On This Page: [hide]
Security researchers from Wordfence discovered that the Orbit Fox WordPress plugin contained two vulnerabilities. One of them could lead to privilege escalation (rated critical), and the other one is a stored XSS flaw (rated medium).
The Orbit Fox plugin has 40,000 installations, meaning that all these websites should check whether they are running the latest plugin version – 2.10.3.
Orbit Fox by ThemeIsle is a multi-featured plugin that works with Elementor, Beaver Builder, and Gutenberg. Its purpose is to allow site admins to add various features, like registration forms, widgets.
Orbit Fox Plugin Authenticated Privilege Escalation Vulnerability
The critical security flaw could lead to privilege escalation. The issue stems from its registration widget, which creates a registration form with customizable fields when using Elementor and Beaver Builder.
The plugin allows you to set a default role whenever a user registers through the form to carry out this functionality. Even though low-level contributors (contributors, authors, editors) weren’t given the option to set the default role from the editor, they could still modify it by crafting a specific request. Furthermore, the researchers discovered no server-side protections or validation to verify whether an authorized user was setting the default user role in a request.
According to the report:
The lack of server-side validation meant that a lower-level user with access to the page/post editor like contributors, authors, and editors could create a registration form and set the user role to that of an administrator upon successful registration. Once the registration form was created, the user could simply register a new user and that user would be granted administrator privileges even while still authenticated to the WordPress instance.
Attackers could exploit this vulnerability only with user registration enabled and Elementor or Beaver Builder plugins running.

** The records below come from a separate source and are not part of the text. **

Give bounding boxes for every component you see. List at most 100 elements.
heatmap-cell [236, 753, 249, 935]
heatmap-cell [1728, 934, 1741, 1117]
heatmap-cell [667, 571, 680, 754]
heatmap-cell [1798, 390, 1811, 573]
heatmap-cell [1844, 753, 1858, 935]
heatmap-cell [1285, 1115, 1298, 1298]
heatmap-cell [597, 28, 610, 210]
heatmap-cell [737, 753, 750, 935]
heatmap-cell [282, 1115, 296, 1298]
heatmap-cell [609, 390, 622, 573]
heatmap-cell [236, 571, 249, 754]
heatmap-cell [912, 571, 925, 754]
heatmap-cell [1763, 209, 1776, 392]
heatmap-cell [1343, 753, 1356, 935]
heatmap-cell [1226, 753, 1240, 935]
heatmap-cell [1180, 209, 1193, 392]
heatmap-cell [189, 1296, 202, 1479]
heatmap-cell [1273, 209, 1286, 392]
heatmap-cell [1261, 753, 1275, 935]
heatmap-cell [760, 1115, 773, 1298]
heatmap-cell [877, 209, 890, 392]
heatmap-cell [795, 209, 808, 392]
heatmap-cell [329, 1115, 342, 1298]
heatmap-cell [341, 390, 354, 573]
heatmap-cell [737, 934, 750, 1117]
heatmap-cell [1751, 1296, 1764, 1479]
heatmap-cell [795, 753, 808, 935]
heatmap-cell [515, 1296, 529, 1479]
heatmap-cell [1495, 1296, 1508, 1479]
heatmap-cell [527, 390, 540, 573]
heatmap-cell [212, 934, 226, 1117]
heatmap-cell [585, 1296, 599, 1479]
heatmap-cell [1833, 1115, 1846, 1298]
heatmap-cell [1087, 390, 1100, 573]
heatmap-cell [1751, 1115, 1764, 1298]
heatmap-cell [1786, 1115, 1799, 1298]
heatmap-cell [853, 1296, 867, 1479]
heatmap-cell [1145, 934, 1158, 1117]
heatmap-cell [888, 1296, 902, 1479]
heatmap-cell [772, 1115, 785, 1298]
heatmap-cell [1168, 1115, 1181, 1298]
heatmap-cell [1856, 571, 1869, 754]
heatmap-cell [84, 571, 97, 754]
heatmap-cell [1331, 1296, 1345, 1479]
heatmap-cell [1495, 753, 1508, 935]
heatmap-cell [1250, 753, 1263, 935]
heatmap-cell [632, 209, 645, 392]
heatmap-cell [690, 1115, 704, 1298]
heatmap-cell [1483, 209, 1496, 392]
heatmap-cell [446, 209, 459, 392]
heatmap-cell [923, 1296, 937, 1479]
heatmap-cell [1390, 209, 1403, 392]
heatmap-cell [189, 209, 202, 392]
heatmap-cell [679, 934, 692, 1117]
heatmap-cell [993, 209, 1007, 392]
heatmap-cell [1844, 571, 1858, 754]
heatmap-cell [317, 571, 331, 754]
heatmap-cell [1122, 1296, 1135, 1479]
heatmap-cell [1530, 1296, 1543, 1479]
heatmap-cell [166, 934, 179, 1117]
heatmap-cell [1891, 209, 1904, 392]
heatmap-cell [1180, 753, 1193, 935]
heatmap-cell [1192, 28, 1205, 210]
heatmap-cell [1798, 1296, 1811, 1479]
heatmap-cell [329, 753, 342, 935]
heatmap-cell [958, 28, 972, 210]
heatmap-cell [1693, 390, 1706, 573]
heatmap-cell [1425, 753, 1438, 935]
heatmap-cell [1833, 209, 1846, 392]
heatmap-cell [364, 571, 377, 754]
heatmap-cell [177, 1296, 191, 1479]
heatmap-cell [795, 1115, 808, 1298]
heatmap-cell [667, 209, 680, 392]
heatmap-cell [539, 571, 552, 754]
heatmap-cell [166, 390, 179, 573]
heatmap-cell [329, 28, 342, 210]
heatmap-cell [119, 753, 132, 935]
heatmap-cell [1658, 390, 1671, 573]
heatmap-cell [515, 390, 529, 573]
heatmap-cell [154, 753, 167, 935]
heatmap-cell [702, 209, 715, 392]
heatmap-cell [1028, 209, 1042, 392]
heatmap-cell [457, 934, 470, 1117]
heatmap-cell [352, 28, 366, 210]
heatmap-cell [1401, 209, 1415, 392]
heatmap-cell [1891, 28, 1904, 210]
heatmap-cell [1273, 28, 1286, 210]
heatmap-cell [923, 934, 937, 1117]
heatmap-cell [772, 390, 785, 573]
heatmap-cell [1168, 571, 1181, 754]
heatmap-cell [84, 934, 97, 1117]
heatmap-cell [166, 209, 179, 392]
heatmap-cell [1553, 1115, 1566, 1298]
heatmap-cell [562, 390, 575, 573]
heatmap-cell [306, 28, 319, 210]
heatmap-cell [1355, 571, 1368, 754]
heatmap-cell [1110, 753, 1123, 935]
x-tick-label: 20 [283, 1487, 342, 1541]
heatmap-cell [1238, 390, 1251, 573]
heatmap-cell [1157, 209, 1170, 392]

Orbit Fox Plugin Authenticated Stored Cross Site Scripting Flaw
The vulnerability could allow contributors and authors to add scripts to posts. Furthermore, the bug enabled low-level users to add malicious JavaScript to WordPress posts to be executed in the user’s browser upon visiting the specific page.
“As always with XSS vulnerabilities, this would make it possible for attackers to create new administrative users, inject malicious redirects and backdoors, or alter other site content through the use of malicious JavaScript,” Wordfence noted.
In conclusion
The two vulnerabilities have been fully patched in Orbit Fox version 2.10.3. Plugin users immediately should update to the latest version to avoid any further issues. Full technical disclosure of the issues is available in the original report.